Ой, господи, еще зубы! Еще эти дурацкие зубы! А они там шепчутся, я же слышу! Быстро глотаю пасту и выбегаю из ванной:
«А вот и я!»
– Представляешь, все сразу погасли. Все свечки, которые ставила.
Лодка мягко отталкивается от берега.
Гена на веслах, рядом букет. Красиво, только обертка скрипит. Вода солнечная, зеленая. А меня все озноб. Не могу.
– Выбрось из головы.
– Понимаешь – все. Если бы хоть одна осталась. Ну хоть бы одна.
– Глотнешь?
– Давай… Гадость какая. Где ты его берешь?
– Вернемся, я у себя пиво приготовил, рыбку.
– Ген, я серьезно. Это не шиза, понимаешь. Всю колотит. Меня будут судить, понимаешь, как преступницу. Или грохнут до суда просто, как моего зама. Что ты молчишь? И еще…
– Что?
– Нет, ничего. Так… Что ты так странно смотришь?
Отворачиваюсь, чтобы не видеть его. Наверное, нервы, бессонная ночь. Утром рвало, вообще никуда не хотела плыть.
– Дай еще хлебнуть…
Проплываем островок Тайвань. Здесь всегда кто-то рыбачит, удочки торчат. А сегодня пусто.
Недостроенная вилла местного олигарха. Начал строить, и посадили. Башня торчит, собака лает. Дохлая рыба вверх животом плывет. Солнце слегка греет, бренди в ушах шумит, глаза закрываются. Темнота. Распахивается окно, гаснут свечи.
Счастье продолжается!
Вначале мы всей семьей завтракали. Завтрак был вкуснее, наверное, это папа договорился. Компот – настоящий деликатес, даже пить жалко. И нельзя добавки попросить, или можно, пап?
Папа пошел добывать добавку. Я же именинница. А Лёник сказал, что я обнаглела от своего дня рождения. Завидует. Вот уже папа гордо возвращается с компотом, показываю Лёнику язык, чтобы не воображал.

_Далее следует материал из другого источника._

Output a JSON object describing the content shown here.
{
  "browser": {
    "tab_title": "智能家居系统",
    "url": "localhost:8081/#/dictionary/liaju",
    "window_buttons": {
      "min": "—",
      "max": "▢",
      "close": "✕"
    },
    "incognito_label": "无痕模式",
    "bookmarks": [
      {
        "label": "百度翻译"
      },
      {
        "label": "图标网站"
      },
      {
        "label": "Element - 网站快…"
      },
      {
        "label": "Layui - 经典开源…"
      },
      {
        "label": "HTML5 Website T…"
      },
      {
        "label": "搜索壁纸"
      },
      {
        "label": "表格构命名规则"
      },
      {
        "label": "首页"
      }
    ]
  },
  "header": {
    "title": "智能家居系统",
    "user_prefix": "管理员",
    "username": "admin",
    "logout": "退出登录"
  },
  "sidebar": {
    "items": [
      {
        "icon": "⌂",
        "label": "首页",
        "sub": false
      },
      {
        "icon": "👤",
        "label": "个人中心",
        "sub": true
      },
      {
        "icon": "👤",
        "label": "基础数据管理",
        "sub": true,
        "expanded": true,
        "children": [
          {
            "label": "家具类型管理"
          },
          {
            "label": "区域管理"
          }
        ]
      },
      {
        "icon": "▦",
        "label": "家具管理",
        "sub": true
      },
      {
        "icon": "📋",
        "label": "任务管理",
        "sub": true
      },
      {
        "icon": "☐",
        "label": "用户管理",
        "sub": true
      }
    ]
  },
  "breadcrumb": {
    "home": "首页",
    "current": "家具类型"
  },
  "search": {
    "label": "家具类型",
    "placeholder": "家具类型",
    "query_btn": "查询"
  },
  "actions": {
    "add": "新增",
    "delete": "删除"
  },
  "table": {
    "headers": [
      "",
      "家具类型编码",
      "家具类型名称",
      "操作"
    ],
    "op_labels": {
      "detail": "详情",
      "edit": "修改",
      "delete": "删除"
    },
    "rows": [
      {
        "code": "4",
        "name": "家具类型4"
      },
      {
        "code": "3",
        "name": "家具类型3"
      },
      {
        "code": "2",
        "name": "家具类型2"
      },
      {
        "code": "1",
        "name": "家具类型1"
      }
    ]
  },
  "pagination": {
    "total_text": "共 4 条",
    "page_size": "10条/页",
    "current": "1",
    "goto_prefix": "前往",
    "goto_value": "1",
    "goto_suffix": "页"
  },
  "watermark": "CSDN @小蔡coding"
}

Лёник смотрит на меня, потом вдруг берет нож.
Не обычный, столовский, которым ничего не разрежешь, а такой…
И смотрит, и лицо у него сразу другое. А мама с папой ничего не замечают, папа про футбол свой, мама сахар мешает. Мама! Мамочка! Не слышит. Шепчу: «Лёник, миленький, не надо… Лёник, ты же мой родной братик, не надо!..»
…Труп был найден в озере на вторые сутки, вначале жертве были нанесены множественные ножевые раны, женщина оказала сопротивление, затем была утоплена, ведется следствие.
– Ген…
Не знаю, сколько спала. Холодно, зубы стучат. И запах крови, не могу. Откуда?
Солнце ушло, все серое. Уже на середине озера.
Краем глаза замечаю, блеснуло что-то на дне лодки.
Нож!
Нож. Нож. Тот самый. Быстро смотрю на Генку. Чтобы он не заметил.
Молчит, смотрит.
Понятно. Господи, какая я дура! Поверила… Кому поверила?
До берега далеко, нет… Схватить нож, броситься на него? Пока не ждет.
Или ждет? Ждет. Главное, не смотреть на него. Не смотреть.
– Гена… Ген!
Молчит. Не смотреть. Только не смотреть.
– Гена, я все поняла. Слышишь, я все поняла.
Молчит.
– Сколько они тебе за меня… А? Говори. Гена, я не виновата. Ну, не молчи… Ни в чем! Ни в чем, все пере… проверили. А у меня сын…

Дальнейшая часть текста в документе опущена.